AN ACCOUNT of the origins of social partnership written by Charles J Haughey will be among the papers of the late taoiseach which will be handed over to Dublin City University (DCU) at a ceremony in the college next Tuesday.
Also among the 250 boxes of papers covering the late taoiseach’s political life are details of the early contacts between Mr Haughey and the Belfast-based Redemptorist priest, Fr Alex Reid, in what later turned into the Northern peace process.
Minister of State at the Department of Education Seán Haughey said tentative discussions on where the papers should go had begun while his father was still alive. “While no final arrangements had been made at the time of his death the option of giving the papers to DCU was the favoured one and we proceeded with that,” said Mr Haughey.

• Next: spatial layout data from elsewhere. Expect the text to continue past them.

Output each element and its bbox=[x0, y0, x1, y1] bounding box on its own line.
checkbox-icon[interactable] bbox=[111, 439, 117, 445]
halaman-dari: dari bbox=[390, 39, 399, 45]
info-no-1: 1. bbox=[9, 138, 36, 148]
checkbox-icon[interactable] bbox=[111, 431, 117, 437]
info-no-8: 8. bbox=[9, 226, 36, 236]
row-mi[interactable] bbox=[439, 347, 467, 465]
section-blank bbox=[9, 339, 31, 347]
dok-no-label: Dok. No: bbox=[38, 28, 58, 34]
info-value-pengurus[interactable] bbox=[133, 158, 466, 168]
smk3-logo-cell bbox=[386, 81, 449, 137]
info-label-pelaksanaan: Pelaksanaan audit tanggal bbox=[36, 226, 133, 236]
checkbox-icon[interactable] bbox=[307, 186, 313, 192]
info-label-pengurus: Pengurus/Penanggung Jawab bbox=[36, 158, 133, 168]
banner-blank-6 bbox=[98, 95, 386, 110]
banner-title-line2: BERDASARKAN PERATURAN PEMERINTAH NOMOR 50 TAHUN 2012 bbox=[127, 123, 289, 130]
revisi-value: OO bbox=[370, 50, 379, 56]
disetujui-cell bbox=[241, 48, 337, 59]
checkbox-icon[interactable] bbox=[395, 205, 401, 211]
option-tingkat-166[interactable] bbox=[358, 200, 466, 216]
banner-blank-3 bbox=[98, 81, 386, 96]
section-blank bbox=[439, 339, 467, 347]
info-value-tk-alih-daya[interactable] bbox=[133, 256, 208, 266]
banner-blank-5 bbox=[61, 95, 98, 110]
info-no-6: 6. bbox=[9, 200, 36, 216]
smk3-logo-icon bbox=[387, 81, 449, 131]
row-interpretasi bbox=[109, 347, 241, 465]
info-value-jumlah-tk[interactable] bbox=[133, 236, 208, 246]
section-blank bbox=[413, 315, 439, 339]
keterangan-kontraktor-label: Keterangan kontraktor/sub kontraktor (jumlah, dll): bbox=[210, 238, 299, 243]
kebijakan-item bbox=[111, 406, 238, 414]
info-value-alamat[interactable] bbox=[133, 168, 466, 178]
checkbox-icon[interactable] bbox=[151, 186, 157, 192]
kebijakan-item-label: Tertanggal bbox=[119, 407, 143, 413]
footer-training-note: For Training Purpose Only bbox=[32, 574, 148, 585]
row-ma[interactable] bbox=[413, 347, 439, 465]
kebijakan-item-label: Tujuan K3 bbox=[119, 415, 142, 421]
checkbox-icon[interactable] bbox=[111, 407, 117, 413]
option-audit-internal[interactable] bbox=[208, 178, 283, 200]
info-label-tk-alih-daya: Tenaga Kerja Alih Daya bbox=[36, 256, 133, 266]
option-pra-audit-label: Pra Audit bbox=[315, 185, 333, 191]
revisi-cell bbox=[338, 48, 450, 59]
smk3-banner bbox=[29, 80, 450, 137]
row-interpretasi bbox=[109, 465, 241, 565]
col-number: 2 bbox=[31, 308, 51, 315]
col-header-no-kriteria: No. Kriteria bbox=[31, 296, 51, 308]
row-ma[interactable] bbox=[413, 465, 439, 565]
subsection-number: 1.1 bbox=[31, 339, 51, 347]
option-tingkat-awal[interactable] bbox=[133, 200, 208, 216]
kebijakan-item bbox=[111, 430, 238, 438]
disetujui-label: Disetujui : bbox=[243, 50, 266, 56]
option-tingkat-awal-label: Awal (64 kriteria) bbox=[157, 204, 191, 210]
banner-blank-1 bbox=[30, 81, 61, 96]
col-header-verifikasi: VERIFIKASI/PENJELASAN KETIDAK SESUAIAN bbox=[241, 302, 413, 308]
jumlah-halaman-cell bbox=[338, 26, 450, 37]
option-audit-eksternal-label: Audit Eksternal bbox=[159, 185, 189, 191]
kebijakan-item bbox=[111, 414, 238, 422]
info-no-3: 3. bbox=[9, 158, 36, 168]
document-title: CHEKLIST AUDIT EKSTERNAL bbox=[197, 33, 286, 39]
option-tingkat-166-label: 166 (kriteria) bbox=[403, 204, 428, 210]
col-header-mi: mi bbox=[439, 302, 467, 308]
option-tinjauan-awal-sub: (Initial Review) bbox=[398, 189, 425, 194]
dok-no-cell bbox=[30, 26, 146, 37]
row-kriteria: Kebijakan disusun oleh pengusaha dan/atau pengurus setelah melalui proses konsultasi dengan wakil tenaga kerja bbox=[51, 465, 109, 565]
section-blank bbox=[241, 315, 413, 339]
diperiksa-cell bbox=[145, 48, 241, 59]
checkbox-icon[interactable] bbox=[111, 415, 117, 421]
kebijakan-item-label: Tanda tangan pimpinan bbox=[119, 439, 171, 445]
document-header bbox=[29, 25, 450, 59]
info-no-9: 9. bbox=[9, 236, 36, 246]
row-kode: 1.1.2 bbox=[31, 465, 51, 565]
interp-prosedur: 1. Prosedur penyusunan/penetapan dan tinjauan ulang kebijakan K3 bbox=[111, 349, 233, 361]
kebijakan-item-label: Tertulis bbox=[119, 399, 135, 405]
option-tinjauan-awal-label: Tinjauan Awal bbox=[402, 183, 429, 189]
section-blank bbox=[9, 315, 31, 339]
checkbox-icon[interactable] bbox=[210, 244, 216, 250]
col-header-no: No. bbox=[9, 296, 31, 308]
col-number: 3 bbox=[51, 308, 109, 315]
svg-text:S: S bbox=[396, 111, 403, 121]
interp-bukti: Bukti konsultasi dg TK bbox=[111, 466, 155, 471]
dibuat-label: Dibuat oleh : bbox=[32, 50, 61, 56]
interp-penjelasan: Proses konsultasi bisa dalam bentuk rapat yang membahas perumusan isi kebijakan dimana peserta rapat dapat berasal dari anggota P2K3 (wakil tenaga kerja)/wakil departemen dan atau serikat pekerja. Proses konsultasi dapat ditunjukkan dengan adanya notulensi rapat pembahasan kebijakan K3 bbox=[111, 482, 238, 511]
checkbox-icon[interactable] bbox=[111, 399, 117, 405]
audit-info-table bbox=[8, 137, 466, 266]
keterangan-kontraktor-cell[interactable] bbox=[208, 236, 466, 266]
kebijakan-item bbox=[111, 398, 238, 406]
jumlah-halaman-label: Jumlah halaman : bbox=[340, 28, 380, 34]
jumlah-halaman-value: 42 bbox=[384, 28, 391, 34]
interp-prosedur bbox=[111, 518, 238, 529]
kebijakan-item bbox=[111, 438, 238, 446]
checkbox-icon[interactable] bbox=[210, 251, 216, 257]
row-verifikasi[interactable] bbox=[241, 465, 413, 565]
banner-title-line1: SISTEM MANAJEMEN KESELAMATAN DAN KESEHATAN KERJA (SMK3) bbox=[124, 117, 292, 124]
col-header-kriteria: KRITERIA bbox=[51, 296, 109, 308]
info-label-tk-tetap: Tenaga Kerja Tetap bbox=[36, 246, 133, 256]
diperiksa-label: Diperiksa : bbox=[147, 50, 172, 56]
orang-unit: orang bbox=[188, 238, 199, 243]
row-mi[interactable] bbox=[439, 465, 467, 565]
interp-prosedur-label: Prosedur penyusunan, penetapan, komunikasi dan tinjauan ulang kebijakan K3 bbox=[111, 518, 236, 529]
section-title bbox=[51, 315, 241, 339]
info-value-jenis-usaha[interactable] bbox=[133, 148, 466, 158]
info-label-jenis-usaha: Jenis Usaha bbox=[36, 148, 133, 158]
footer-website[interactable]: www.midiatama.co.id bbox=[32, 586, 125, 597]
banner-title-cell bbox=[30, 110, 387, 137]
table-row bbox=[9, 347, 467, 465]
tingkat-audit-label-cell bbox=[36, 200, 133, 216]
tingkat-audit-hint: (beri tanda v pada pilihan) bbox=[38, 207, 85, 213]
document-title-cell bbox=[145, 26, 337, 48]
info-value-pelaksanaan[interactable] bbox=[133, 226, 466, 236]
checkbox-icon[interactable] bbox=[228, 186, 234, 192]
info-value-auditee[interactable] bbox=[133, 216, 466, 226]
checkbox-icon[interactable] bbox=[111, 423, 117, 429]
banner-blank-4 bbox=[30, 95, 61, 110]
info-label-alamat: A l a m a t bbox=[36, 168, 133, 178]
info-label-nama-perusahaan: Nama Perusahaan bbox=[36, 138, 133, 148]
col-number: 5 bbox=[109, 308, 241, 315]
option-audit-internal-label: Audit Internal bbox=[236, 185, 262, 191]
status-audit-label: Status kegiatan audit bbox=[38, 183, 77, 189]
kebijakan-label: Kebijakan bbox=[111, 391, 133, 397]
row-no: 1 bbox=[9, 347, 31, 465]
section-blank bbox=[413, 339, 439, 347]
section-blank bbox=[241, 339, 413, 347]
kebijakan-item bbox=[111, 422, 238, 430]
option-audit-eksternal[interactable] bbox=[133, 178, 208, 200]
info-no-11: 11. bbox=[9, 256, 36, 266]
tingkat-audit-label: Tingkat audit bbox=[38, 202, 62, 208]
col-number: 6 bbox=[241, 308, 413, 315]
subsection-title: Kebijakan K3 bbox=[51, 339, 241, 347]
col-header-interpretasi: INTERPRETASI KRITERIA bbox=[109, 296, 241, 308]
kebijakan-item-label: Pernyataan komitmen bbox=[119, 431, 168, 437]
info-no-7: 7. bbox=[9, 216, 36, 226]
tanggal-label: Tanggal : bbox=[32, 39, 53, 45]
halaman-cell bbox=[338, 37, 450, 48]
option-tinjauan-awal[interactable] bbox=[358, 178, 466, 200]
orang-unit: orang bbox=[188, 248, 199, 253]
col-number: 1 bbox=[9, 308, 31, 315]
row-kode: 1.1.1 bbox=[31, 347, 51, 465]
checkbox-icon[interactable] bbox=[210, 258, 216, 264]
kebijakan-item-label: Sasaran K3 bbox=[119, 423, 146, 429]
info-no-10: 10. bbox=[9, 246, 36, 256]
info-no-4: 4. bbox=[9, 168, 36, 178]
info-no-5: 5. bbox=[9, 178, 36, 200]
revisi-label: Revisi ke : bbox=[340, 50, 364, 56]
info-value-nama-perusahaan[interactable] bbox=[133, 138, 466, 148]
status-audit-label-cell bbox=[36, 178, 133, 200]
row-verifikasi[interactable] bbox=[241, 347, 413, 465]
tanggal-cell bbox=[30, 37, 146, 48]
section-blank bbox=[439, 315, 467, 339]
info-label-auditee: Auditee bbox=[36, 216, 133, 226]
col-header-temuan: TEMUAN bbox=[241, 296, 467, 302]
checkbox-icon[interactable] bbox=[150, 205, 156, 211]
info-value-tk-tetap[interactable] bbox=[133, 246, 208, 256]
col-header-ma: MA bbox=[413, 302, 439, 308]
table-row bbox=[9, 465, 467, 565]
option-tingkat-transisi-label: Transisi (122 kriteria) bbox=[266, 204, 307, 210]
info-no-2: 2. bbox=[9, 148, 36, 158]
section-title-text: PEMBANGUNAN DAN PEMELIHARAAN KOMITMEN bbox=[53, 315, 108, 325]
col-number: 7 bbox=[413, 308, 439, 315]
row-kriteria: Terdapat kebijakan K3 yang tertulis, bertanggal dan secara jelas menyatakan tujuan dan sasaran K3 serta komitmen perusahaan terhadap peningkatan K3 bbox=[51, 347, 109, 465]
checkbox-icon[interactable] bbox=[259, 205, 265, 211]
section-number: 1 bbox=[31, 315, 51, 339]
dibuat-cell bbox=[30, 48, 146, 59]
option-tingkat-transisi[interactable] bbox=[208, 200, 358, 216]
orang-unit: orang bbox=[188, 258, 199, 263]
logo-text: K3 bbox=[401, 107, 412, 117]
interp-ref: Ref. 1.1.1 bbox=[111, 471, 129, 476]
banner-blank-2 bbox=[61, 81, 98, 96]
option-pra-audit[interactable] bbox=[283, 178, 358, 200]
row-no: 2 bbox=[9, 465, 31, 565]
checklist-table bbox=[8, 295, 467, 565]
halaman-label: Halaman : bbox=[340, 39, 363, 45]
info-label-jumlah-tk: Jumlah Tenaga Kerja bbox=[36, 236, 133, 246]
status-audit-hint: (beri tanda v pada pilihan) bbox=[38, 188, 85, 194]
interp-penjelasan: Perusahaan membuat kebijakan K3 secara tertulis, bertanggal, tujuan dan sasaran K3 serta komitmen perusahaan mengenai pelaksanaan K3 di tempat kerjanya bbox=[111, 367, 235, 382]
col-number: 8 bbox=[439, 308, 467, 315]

The papers cover the late taoiseach’s political career from the beginning and contain internal Fianna Fáil material from cumann meetings to national executive meetings. Considerable personal material including correspondence with economists, artists and friends going back decades is also included. The papers going back to the 1940s and 1950s were boxed and identified by the family and remain largely undisturbed.
They include some handwritten notes about his attitude to politics, probably committed to paper as he battled illness in the later years of his life.
There are also details of the activities of his parents during the War of Independence in south Derry and his school days in Dublin.
The late taoiseach’s initiatives in the areas of arts, culture and heritage are documented and there is a large amount of correspondence covering 30 years, detailing how various artists and writers benefited from his 1969 income tax exemption scheme and the the establishment of Aosdána.
Seán Haughey, who is personally familiar with some of the material, said he believed that objective historians would acknowledge his father’s role in the building of modern Ireland.
The papers will be archived and catalogued by the library staff in DCU. Access will be restricted in line with the 30-year rule normally applied to state papers but historians and researchers will have full access in 2022, 30 years after Mr Haughey left public office.
The DCU Educational Trust has established an endowment fund to provide access scholarships to talented young people from the Northside Partnership Area as well as research fellowships in law and government in memory of Charles J Haughey.